Air Mata Sang Gembala- Pilihan Sulit

Nugroho tiba di Surabaya.  Ia langsung menuju Rumahnya. Ternyata rumahnya tidak ada penghuninya. Penyewa rumah kembali ke Semarang.  

Penyewa itu tidak tahunya seorang aktifis pro kemerdekaan. Dari dalam rumah Nugroho menemukan ada dokumen yang tertinggal bahwa  pemuda dan Rakyat Surabaya siap mengangkat senjata jika Belanda nantinya kembali ke Surabaya setelah Jepang angkat kaki. Kesadaran untuk merdeka ternyata semakin jelas. 

Nugroho berdoa apa lagi yang akan terjadi tahun-tahun mendatang. Setelah membaca dokumen tersebut, ia  Ikut angkat senjata atau melarikan diri ke Batu. 

Jika angkat senjata bagaimana dengan nasib istri dan anaknya jika ia tertembak. Tetapi jika ia tetap di Batu tidak berbuat apa-apa dimana jiwa Nasionalismenya. Di Kalangan Tionghoa pun terpecah. Ada yang memutuskan ikut berjuang yang lainnya tidak mau ikut-ikutan. Cari aman.

Nugroho pun kembali ke rumah tempat penitipan kunci. Disana rupanya sudah berkumpul beberapa kaum nasionalis. Mereka berdiskusi bagaimana menggalang masa melakukan perlawanan sekiranya Belanda datang. Semua harus dilibatkan dan terlibat tanpa terkecuali dengan Nugroho yang masih fasih berbahasa Mandarin.

Saat Nugroho memasuki ruang tamu semua mata memandang kearahnya. Nhgroho tenang dan menyerahkan kunci kepada pemilik rumah.

" Mas tidak usah buru-buru. Mari duduk dulu sebentar.

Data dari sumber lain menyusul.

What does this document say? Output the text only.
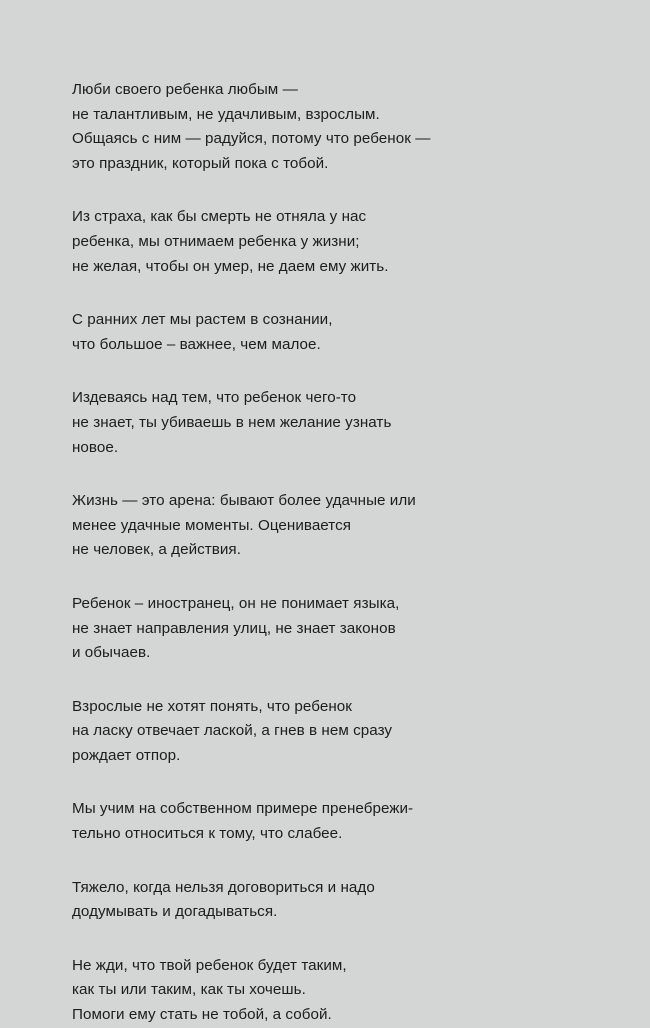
Люби своего ребенка любым —
не талантливым, не удачливым, взрослым.
Общаясь с ним — радуйся, потому что ребенок —
это праздник, который пока с тобой.
Из страха, как бы смерть не отняла у нас
ребенка, мы отнимаем ребенка у жизни;
не желая, чтобы он умер, не даем ему жить.
С ранних лет мы растем в сознании,
что большое – важнее, чем малое.
Издеваясь над тем, что ребенок чего-то
не знает, ты убиваешь в нем желание узнать
новое.
Жизнь — это арена: бывают более удачные или
менее удачные моменты. Оценивается
не человек, а действия.
Ребенок – иностранец, он не понимает языка,
не знает направления улиц, не знает законов
и обычаев.
Взрослые не хотят понять, что ребенок
на ласку отвечает лаской, а гнев в нем сразу
рождает отпор.
Мы учим на собственном примере пренебрежи-
тельно относиться к тому, что слабее.
Тяжело, когда нельзя договориться и надо
додумывать и догадываться.
Не жди, что твой ребенок будет таким,
как ты или таким, как ты хочешь.
Помоги ему стать не тобой, а собой.
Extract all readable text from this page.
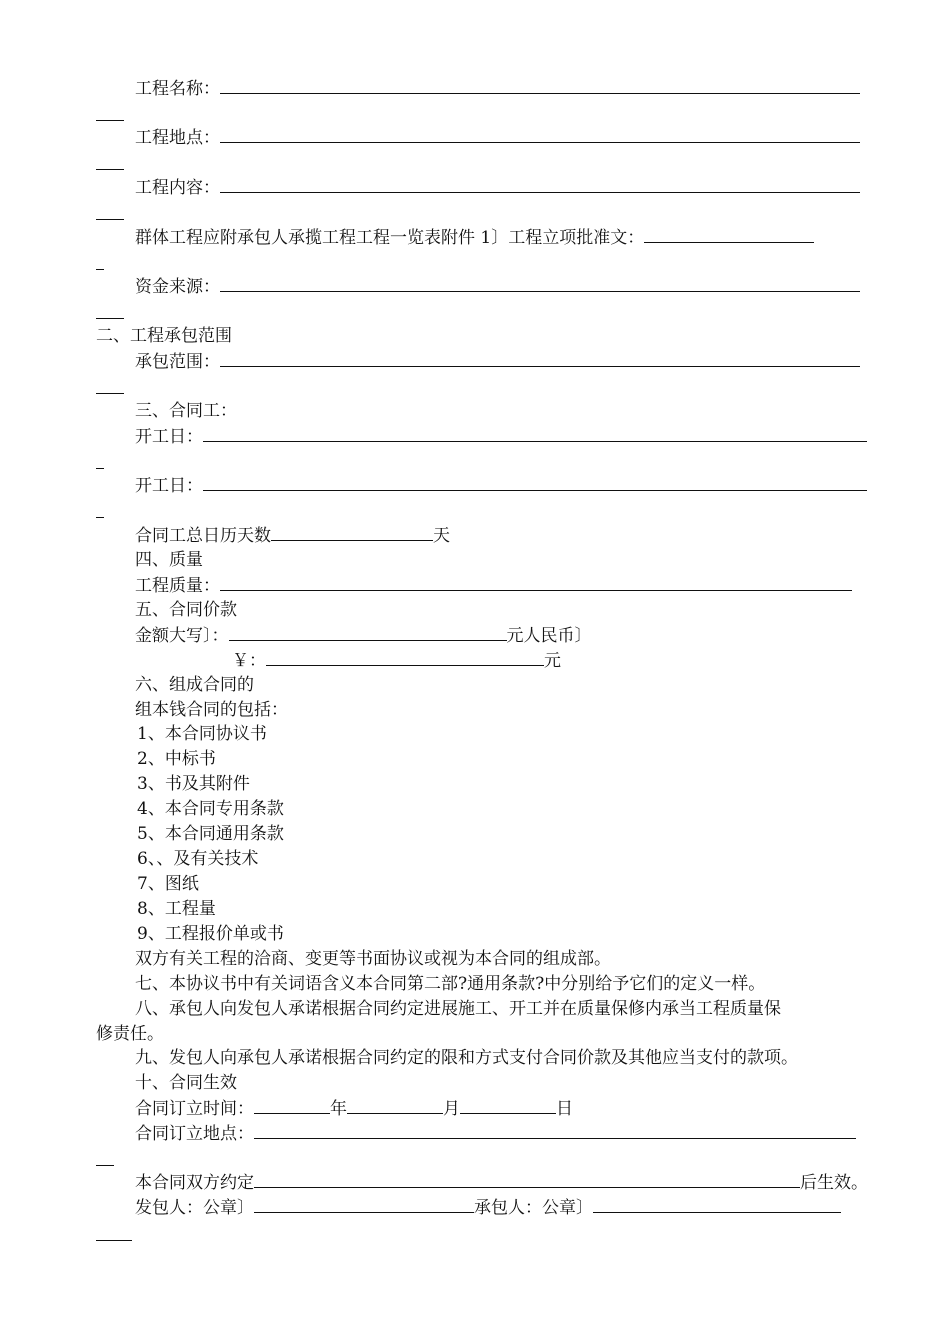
工程名称：
工程地点：
工程内容：
群体工程应附承包人承揽工程工程一览表附件 1〕工程立项批准文：
资金来源：
二、工程承包范围
承包范围：
三、合同工：
开工日：
开工日：
合同工总日历天数	天
四、质量
工程质量：
五、合同价款
金额大写〕：	元人民币〕
￥：	元
六、组成合同的
组本钱合同的包括：
1、本合同协议书
2、中标书
3、书及其附件
4、本合同专用条款
5、本合同通用条款
6、、及有关技术
7、图纸
8、工程量
9、工程报价单或书
双方有关工程的洽商、变更等书面协议或视为本合同的组成部。
七、本协议书中有关词语含义本合同第二部?通用条款?中分别给予它们的定义一样。
八、承包人向发包人承诺根据合同约定进展施工、开工并在质量保修内承当工程质量保
修责任。
九、发包人向承包人承诺根据合同约定的限和方式支付合同价款及其他应当支付的款项。
十、合同生效
合同订立时间：	年	月	日
合同订立地点：
本合同双方约定	后生效。
发包人：公章〕	承包人：公章〕
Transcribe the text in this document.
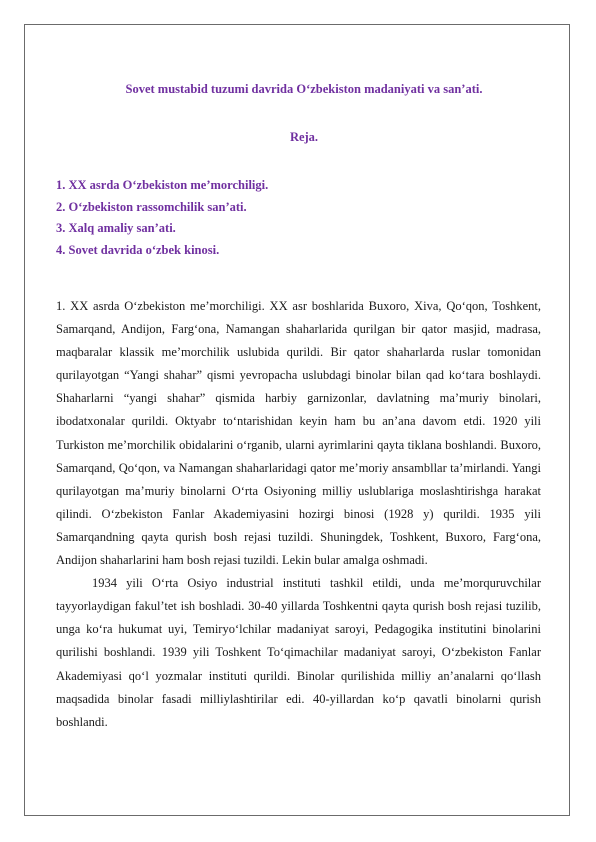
Sovet mustabid tuzumi davrida O‘zbekiston madaniyati va san’ati.
Reja.
1. XX asrda O‘zbekiston me’morchiligi.
2. O‘zbekiston rassomchilik san’ati.
3. Xalq amaliy san’ati.
4. Sovet davrida o‘zbek kinosi.

1. XX asrda O‘zbekiston me’morchiligi. XX asr boshlarida Buxoro, Xiva, Qo‘qon, Toshkent, Samarqand, Andijon, Farg‘ona, Namangan shaharlarida qurilgan bir qator masjid, madrasa, maqbaralar klassik me’morchilik uslubida qurildi. Bir qator shaharlarda ruslar tomonidan qurilayotgan “Yangi shahar” qismi yevropacha uslubdagi binolar bilan qad ko‘tara boshlaydi. Shaharlarni “yangi shahar” qismida harbiy garnizonlar, davlatning ma’muriy binolari, ibodatxonalar qurildi. Oktyabr to‘ntarishidan keyin ham bu an’ana davom etdi. 1920 yili Turkiston me’morchilik obidalarini o‘rganib, ularni ayrimlarini qayta tiklana boshlandi. Buxoro, Samarqand, Qo‘qon, va Namangan shaharlaridagi qator me’moriy ansambllar ta’mirlandi. Yangi qurilayotgan ma’muriy binolarni O‘rta Osiyoning milliy uslublariga moslashtirishga harakat qilindi. O‘zbekiston Fanlar Akademiyasini hozirgi binosi (1928 y) qurildi. 1935 yili Samarqandning qayta qurish bosh rejasi tuzildi. Shuningdek, Toshkent, Buxoro, Farg‘ona, Andijon shaharlarini ham bosh rejasi tuzildi. Lekin bular amalga oshmadi.

1934 yili O‘rta Osiyo industrial instituti tashkil etildi, unda me’morquruvchilar tayyorlaydigan fakul’tet ish boshladi. 30-40 yillarda Toshkentni qayta qurish bosh rejasi tuzilib, unga ko‘ra hukumat uyi, Temiryo‘lchilar madaniyat saroyi, Pedagogika institutini binolarini qurilishi boshlandi. 1939 yili Toshkent To‘qimachilar madaniyat saroyi, O‘zbekiston Fanlar Akademiyasi qo‘l yozmalar instituti qurildi. Binolar qurilishida milliy an’analarni qo‘llash maqsadida binolar fasadi milliylashtirilar edi. 40-yillardan ko‘p qavatli binolarni qurish boshlandi.
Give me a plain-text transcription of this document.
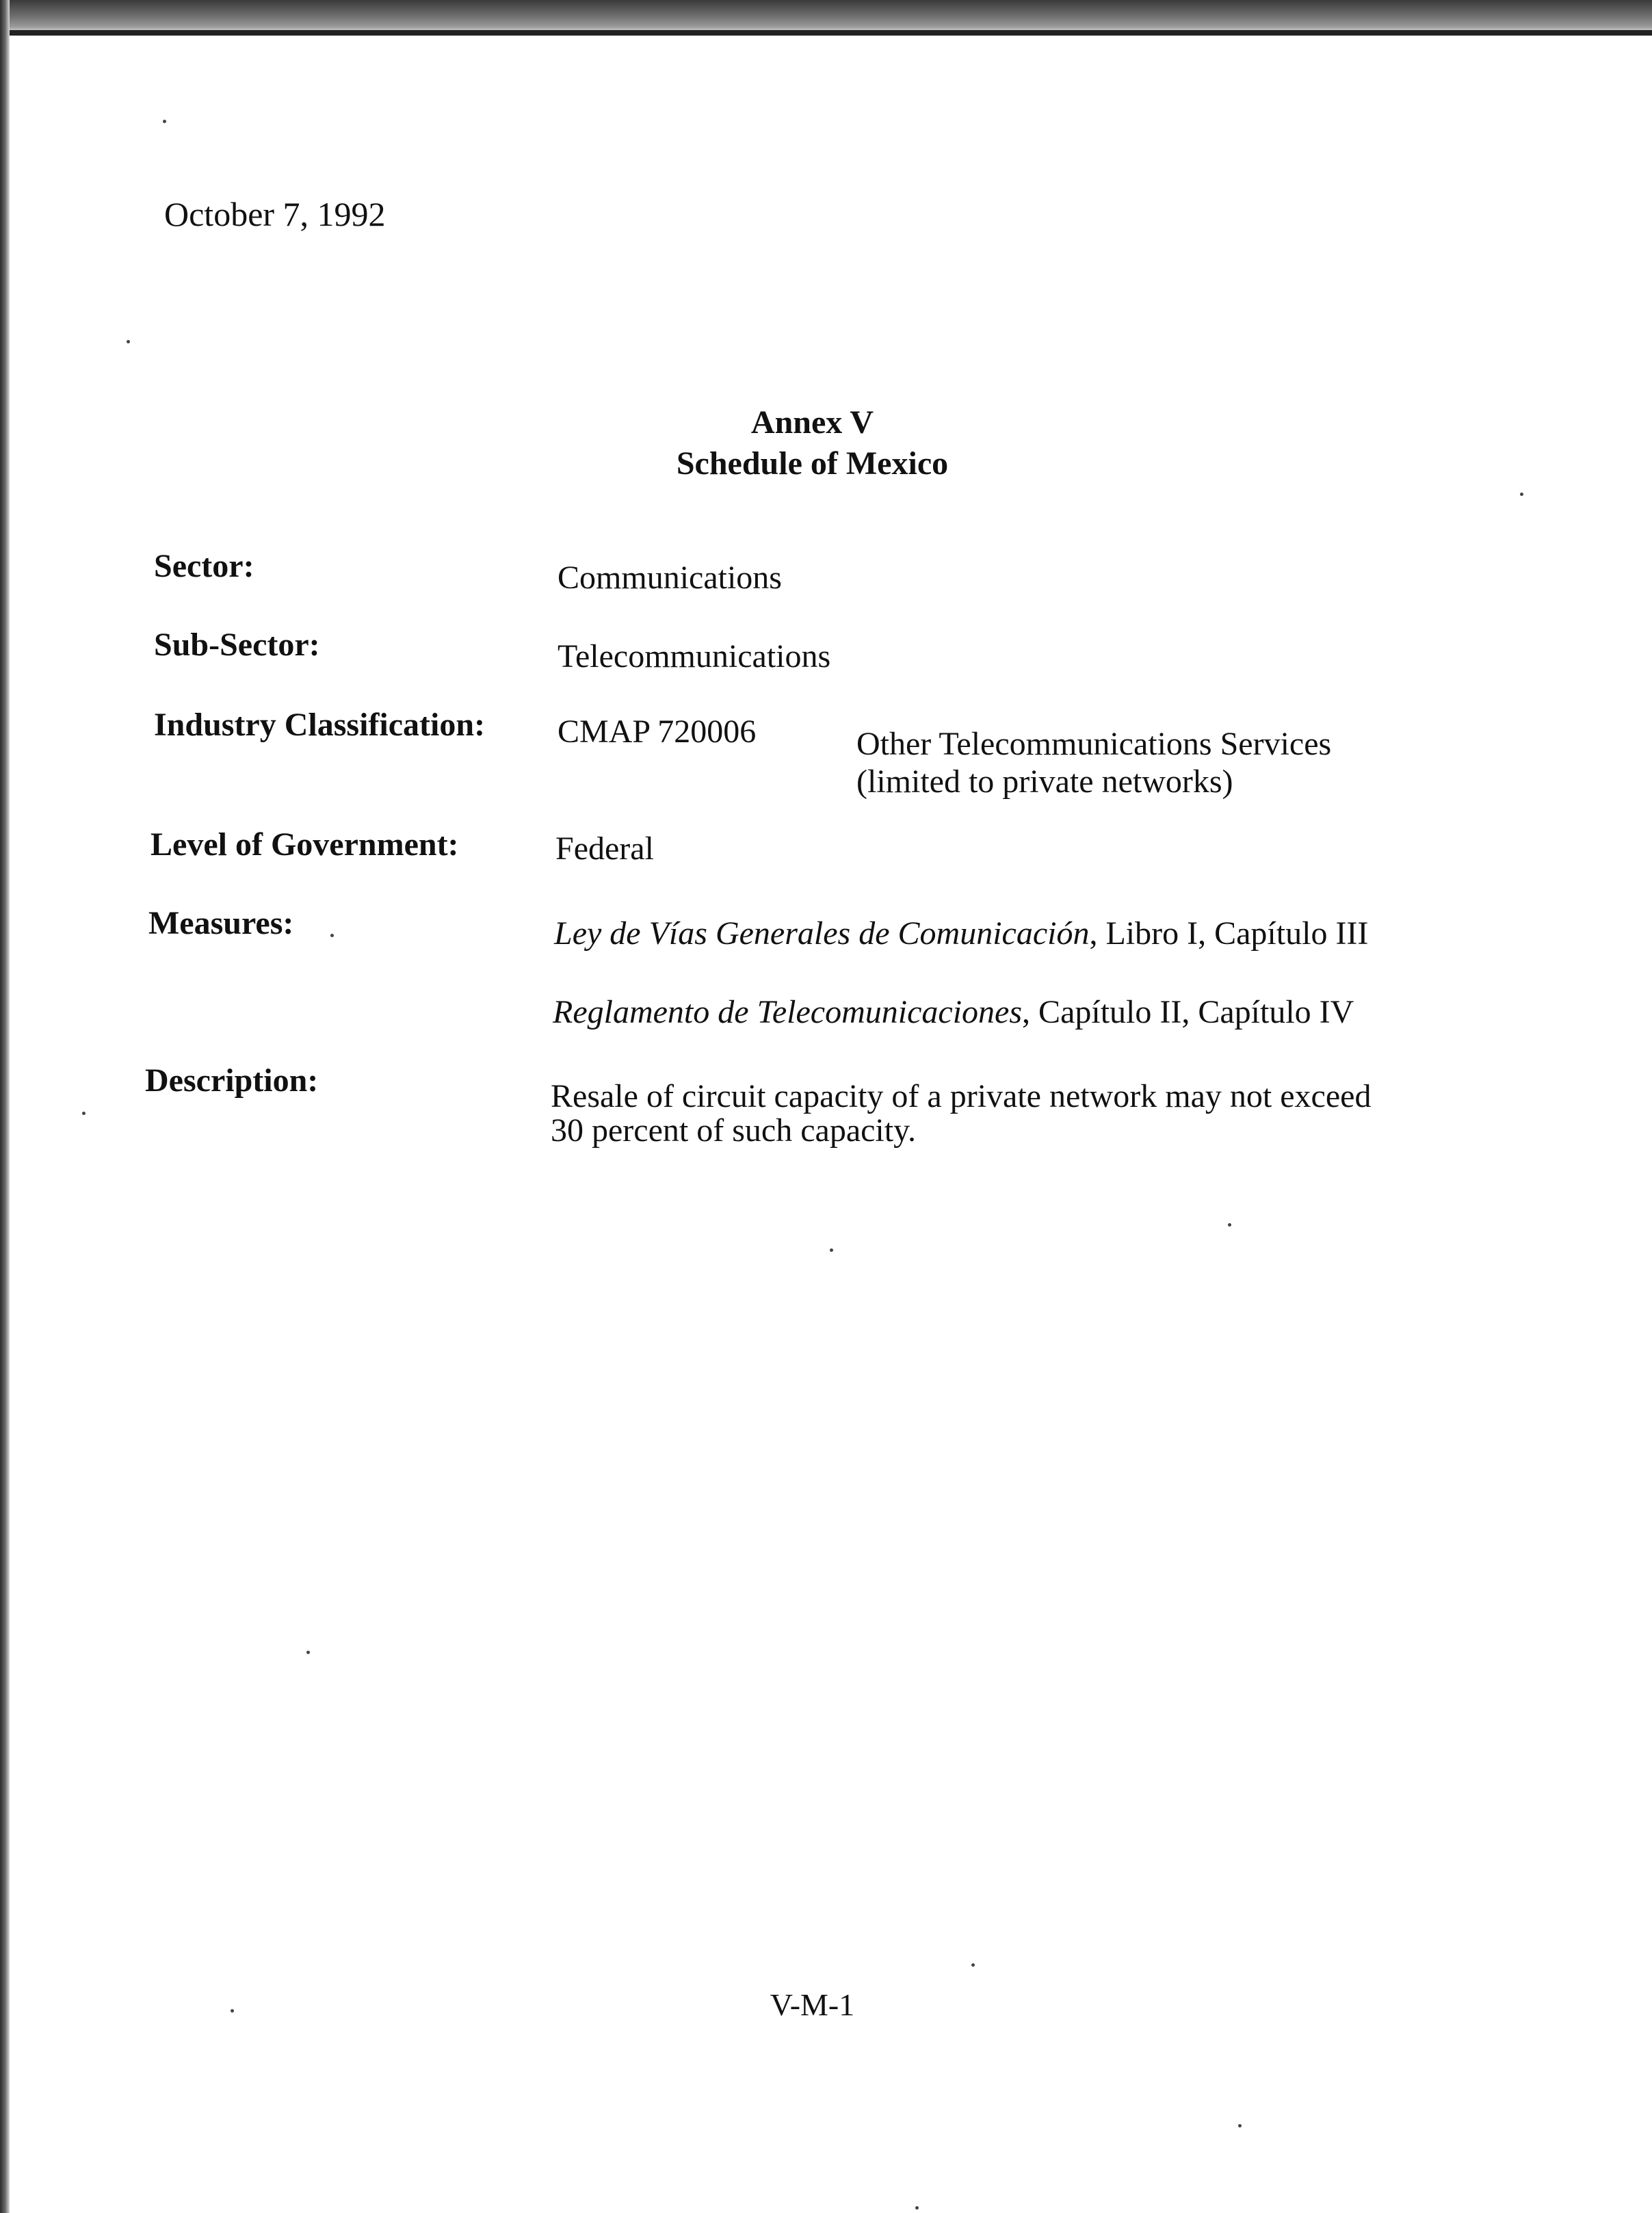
October 7, 1992
Annex V
Schedule of Mexico
Sector:	Communications
Sub-Sector:	Telecommunications
Industry Classification: CMAP 720006	Other Telecommunications Services
(limited to private networks)
Level of Government:	Federal
Measures:	Ley de Vías Generales de Comunicación, Libro I, Capítulo III
Reglamento de Telecomunicaciones, Capítulo II, Capítulo IV
Description:	Resale of circuit capacity of a private network may not exceed
30 percent of such capacity.
V-M-1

Ada yang mau kami bicarakan sebentar" Pinta yang punya rumah.

Nugroho pun menyalami satu-persatu. Semua ada lima orang. Ia duduk dekat pemilik penitipan kunci.

" Mas kami minta berjuang bersama kami. Mas tidak usah angkat senjata, mas berjuang menggalang dana mendukung perjuangan ini untuk membeli makanan, obat-obatan dan juga amunisi. Kami tidak memaksa paling penting jika tidak bersedia harap pertemuan ini tidak bocor kepada yang lain" Lanjut pemilik rumah. 

Ternyata orang yang dititipkan kunci ini bukan sembarangan orang. Dialah salah satu orang yang mebolisasi penduduk Surabaya untuk menyambut tentara Belanda dengan senjata. Ia mengenal baik dengan Soekarno dan beberapa tokoh agama Islam di Surabaya. 

" Saya tidak mengatakan iya dan tidak juga mengatakan tidak atas tawaran dari saudara-saudara semua.  Saya harus berdiskusi dengan keluarga terutama dengan istri saya. Beri waktu kepada saya untuk memutuskan ya atau tidaknya" Jawab Nugroho. 

Ternyata dua dari lima orang yang  ada di ruang tamu itu menunjukkan respon kurang bersahabat.  Tapi Nugroho bersikap tenang saja. Bagi Nugroho hal semacam ini biasa saja. Dalam hatinya ia harus berdoa lebih dulu kepada Tuhan. Apa yang Tuhan kehendaki atau tidak nantinya. 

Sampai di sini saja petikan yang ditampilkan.